Yeah but that's why I mentioned specifically that there's some differences I think that were handled better than the remake. It's true some people out there have nostalgia glases and will always think doing it the OG way equals better but i don't think it's fair to say that's everyone either.
I mean look, we all know how we are as individuals. I'm straight forward with this. Which scene effected me more....
So for example:
Plate fall in FF7
VS
Plate fall in FF7R.
In FF7 it felt much more ominous, it didn't have the ghosts surrounding a certain character, it didn't have weird rock music playing the whole time, it had the president listening to opera music as the plate fell.
So it just had more emotional impact. It's not me thinking FF7R's is different so it's bad it just had less impact on me entirely.

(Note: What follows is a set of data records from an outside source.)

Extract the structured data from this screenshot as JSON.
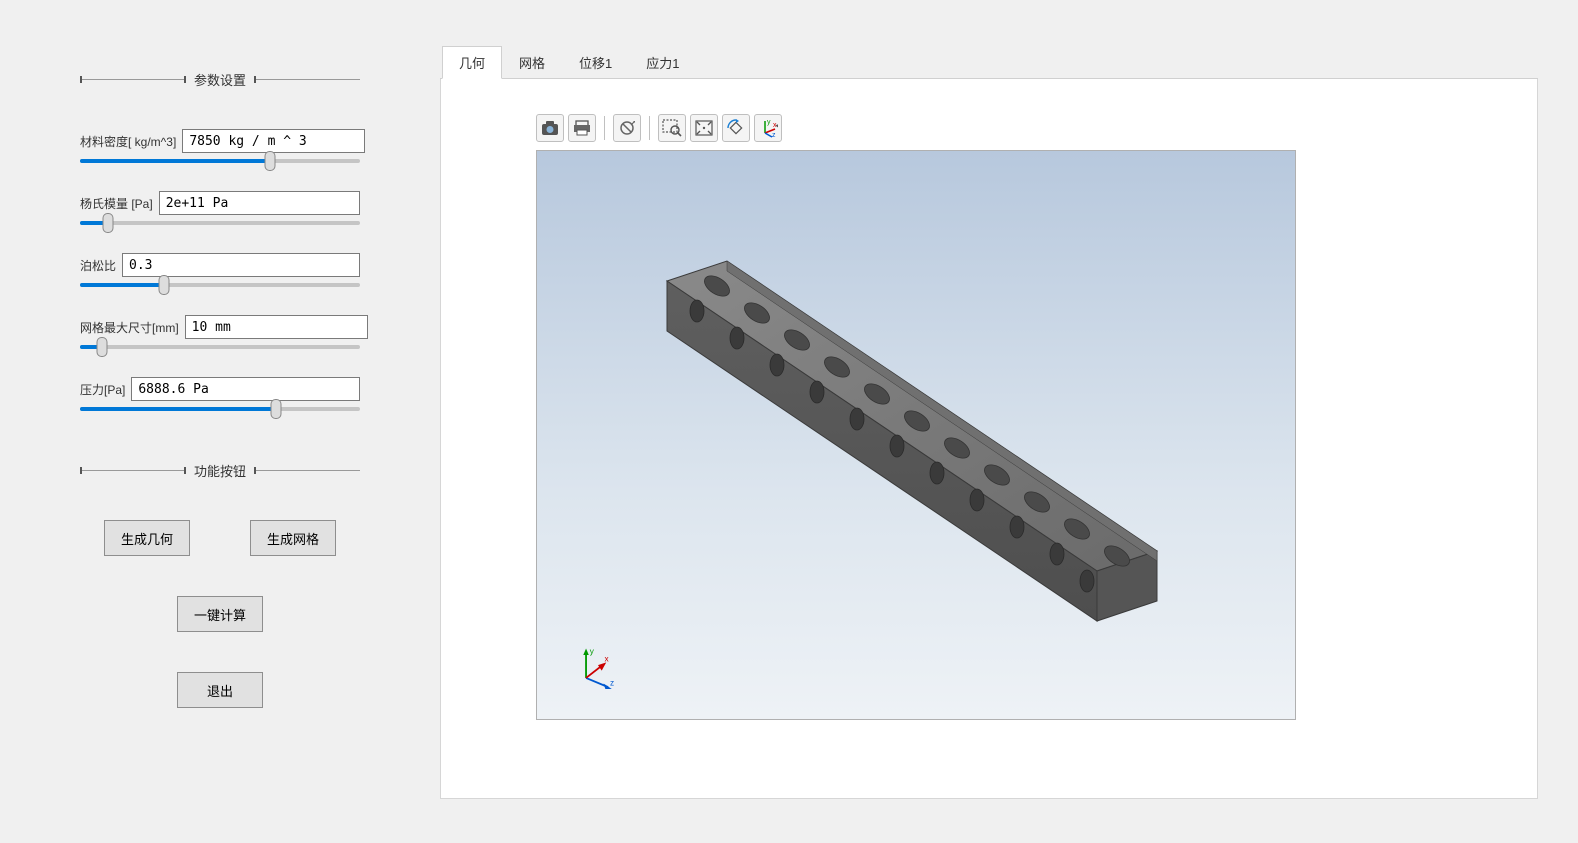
{
  "sidebar": {
    "section_params_title": "参数设置",
    "section_buttons_title": "功能按钮",
    "params": [
      {
        "label": "材料密度[ kg/m^3]",
        "value": "7850 kg / m ^ 3",
        "slider_percent": 68
      },
      {
        "label": "杨氏模量 [Pa]",
        "value": "2e+11 Pa",
        "slider_percent": 10
      },
      {
        "label": "泊松比",
        "value": "0.3",
        "slider_percent": 30
      },
      {
        "label": "网格最大尺寸[mm]",
        "value": "10 mm",
        "slider_percent": 8
      },
      {
        "label": "压力[Pa]",
        "value": "6888.6 Pa",
        "slider_percent": 70
      }
    ],
    "buttons": {
      "gen_geometry": "生成几何",
      "gen_mesh": "生成网格",
      "compute": "一键计算",
      "exit": "退出"
    }
  },
  "tabs": [
    {
      "label": "几何",
      "active": true
    },
    {
      "label": "网格",
      "active": false
    },
    {
      "label": "位移1",
      "active": false
    },
    {
      "label": "应力1",
      "active": false
    }
  ],
  "toolbar": {
    "icons": [
      {
        "name": "camera-icon"
      },
      {
        "name": "print-icon"
      },
      {
        "name": "sep"
      },
      {
        "name": "restore-icon"
      },
      {
        "name": "sep"
      },
      {
        "name": "zoom-window-icon"
      },
      {
        "name": "fit-icon"
      },
      {
        "name": "rotate-icon"
      },
      {
        "name": "axis-triad-icon"
      }
    ]
  },
  "triad": {
    "x": "x",
    "y": "y",
    "z": "z"
  }
}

Same goes for the Shinra scene. Walking down the halls with bodies everywhere...leading to Shinra with a sword in his back had a huge emotional response to me. There was just so much less building up to the moment and it lead to..... kinda a silly moment with him on the edge.
You can easily compare things and see flaws. Different doesn't mean bad, if different leads to a more effective scene that hits it's goals better. It's just sometimes it didn't.
I think stuff like President Shinra or presentation stuff like the music during Plate Fall is swings and roundabouts. Some people prefer the cinematic presentation of Remake, others prefer the presentation of OG. President Shinra, maybe because we were expecting a certain thing, it lost impact. I've seen some blind lets plays and they've reacted in utter shock to Sephiroth impaling the President in Remake. So, expectation maybe plays a role. I agree with comments about how him hanging over the edge of the building was a bit lame, its such a tired cliche. It felt straight out of a cookie cutter superhero movie set in New York.
One thing I would point out about Plate Fall and the blood issue, not that you're bringing this up specifically, but stuff I keep hearing people say.
Some people talk about Plate Fall like everyone was saved and nobody died, so its been minimalised. I think its important to point out that this is not the case. Reeves said the sector is home to 50,000 people, we would have saved what... a few hundred? Its small change, Aerith and Wedge saved people and thats great, but they were ultimately pissing in the wind. The scene clearly showed the plate falling on people in the slum too, so we didn't even manage to save all the people there, and the people on the upper plate would have been completely screwed, nobody to save them. One lets play/reaction video I saw pointed out that Jessies parents are dead, thats a whole family wiped out. The Shinra middle management employees are unaccounted for? There were loads of childrens bikes and things on the upper plate too, which are clearly there to paint a picture for whats to come. A lot of people don't seem to connect these little details.
I can argue cinematic approach, but that it was less severe? Not so much, we saved some people and thats wonderful, but compared to the amount who died, we did very little.
I feel more torn on the blood thing, on the one hand it adds a touch of realism to the scene. On the other hand, the presence of blood doesn't make it mature. Blood and gore != mature, otherwise hammer horrors would be mature, except they're not. If anything they're often the most immature films going. So, I feel on the fence about that one.
In a wider trade off though, I think Remake is generally more mature than OG across the board and isn't without its darker, more complicated content. People talk like they've transformed its tone into KH, this simply isn't the case and I think what people really mean is that it isn't "edgy" enough... in that "in your face edgy" kind of way. But OG wasn't *that* edgy or dark in the first place, I think because a lot of people were very young when they played it, it just felt that way.
Also, these days everything is smothered in gore, death and violence, every anime and its sister is trying to be grimdark and edgy. There is also a lot of insecurity with gamers where they feel like their content has to be really grim to be taken seriously, so it isn't labelled for kids. A lot of this I think stems from anime culture.
So in a way, we're at a point where it has to be Last of Us Part 2 to even feel edgy and serious in the first place. I look at that game and kinda feel like this is the end point for that kind of attitude towards games. Where being as edgy as possible in order to appear "adult" becomes a substitute for thoughful storytelling. And I'm not talking about edgy in the way a lot of the 'controversy' around that game revolves around, there is nothing edgy about lesbians, or female action heroes etc. these days. I mean the brutality and general quality of storytelling.